Abstract

As the world contends with a global pandemic, a consistent claim of national governments has been that they are ‘following the science’. In this paper, I look more closely at where the ‘science’ comes from. To do so, I consider the current structures of science advice and the extent to which they reproduce particular ideological and epistemic commitments that narrow the policy horizon. This raises the inevitable question, central to this paper, of what and whose knowledge is or should be sought, which is being side-lined through the choice of particular framings and discourses, and with what consequences for the creation and implementation of ‘evidence-based policy’ during a pandemic and its aftermath.
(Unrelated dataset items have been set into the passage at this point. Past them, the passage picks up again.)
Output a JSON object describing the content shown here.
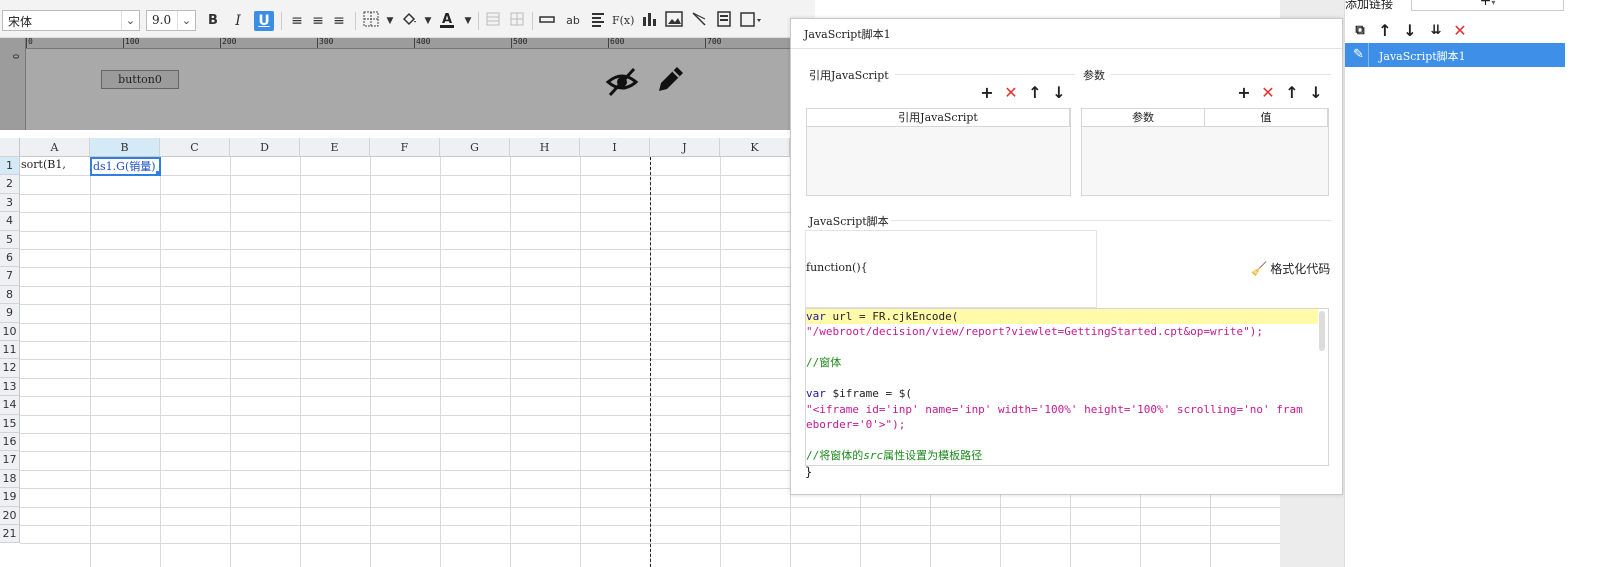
{
  "toolbar": {
    "font_family": "宋体",
    "font_size": "9.0",
    "bold": "B",
    "italic": "I",
    "underline": "U",
    "align_left": "≡",
    "align_center": "≡",
    "align_right": "≡",
    "text_label": "ab",
    "formula": "F(x)"
  },
  "design": {
    "ruler_ticks": [
      "0",
      "100",
      "200",
      "300",
      "400",
      "500",
      "600",
      "700"
    ],
    "ruler_v": "0",
    "button_label": "button0"
  },
  "grid": {
    "columns": [
      "A",
      "B",
      "C",
      "D",
      "E",
      "F",
      "G",
      "H",
      "I",
      "J",
      "K"
    ],
    "rows": [
      "1",
      "2",
      "3",
      "4",
      "5",
      "6",
      "7",
      "8",
      "9",
      "10",
      "11",
      "12",
      "13",
      "14",
      "15",
      "16",
      "17",
      "18",
      "19",
      "20",
      "21"
    ],
    "cell_A1": "sort(B1,",
    "cell_B1": "ds1.G(销量)"
  },
  "dialog": {
    "title": "JavaScript脚本1",
    "ref_section": "引用JavaScript",
    "param_section": "参数",
    "ref_table_header": "引用JavaScript",
    "param_table_headers": [
      "参数",
      "值"
    ],
    "script_section": "JavaScript脚本",
    "function_header": "function(){",
    "format_button": "格式化代码",
    "closing_brace": "}",
    "code": {
      "l1_kw": "var",
      "l1_rest": " url = FR.cjkEncode(",
      "l2": "\"/webroot/decision/view/report?viewlet=GettingStarted.cpt&op=write\");",
      "l3": "//窗体",
      "l4_kw": "var",
      "l4_rest": " $iframe = $(",
      "l5": "\"<iframe id='inp' name='inp' width='100%' height='100%' scrolling='no' fram",
      "l6": "eborder='0'>\");",
      "l7_a": "//将窗体的",
      "l7_b": "src",
      "l7_c": "属性设置为模板路径"
    }
  },
  "right_panel": {
    "title": "添加链接",
    "add": "+",
    "item_label": "JavaScript脚本1"
  },
  "colors": {
    "accent": "#3d8fe8",
    "delete": "#e3342f",
    "keyword": "#1a1aa6",
    "string": "#c41a91",
    "comment": "#1c8a1c"
  }
}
Through the analytical framework of Miranda Fricker’s epistemic injustice, I problematize the expertise that has guided the response to COVID-19 along two lines of narrowness: disciplinary/epistemic and social/experiential. Counteracting a monolithic culture of expertise requires tackling the structural inequalities in the systems of knowledge production to diversify the social and epistemological foundations of science. Drawing on post-normal science (PNS) theory, I suggest that the expertise needed to respond to the challenges of a post-COVID world is one that embraces greater pluralism, avoids groupthink, challenges the accepted orthodoxy and helps us revert old models and rigid path dependencies that so often neglect the lived realities and demands of those left behind. This can only be realized by overcoming epistemic injustice and cultivating the virtue of epistemic democracy in all of society’s institutions.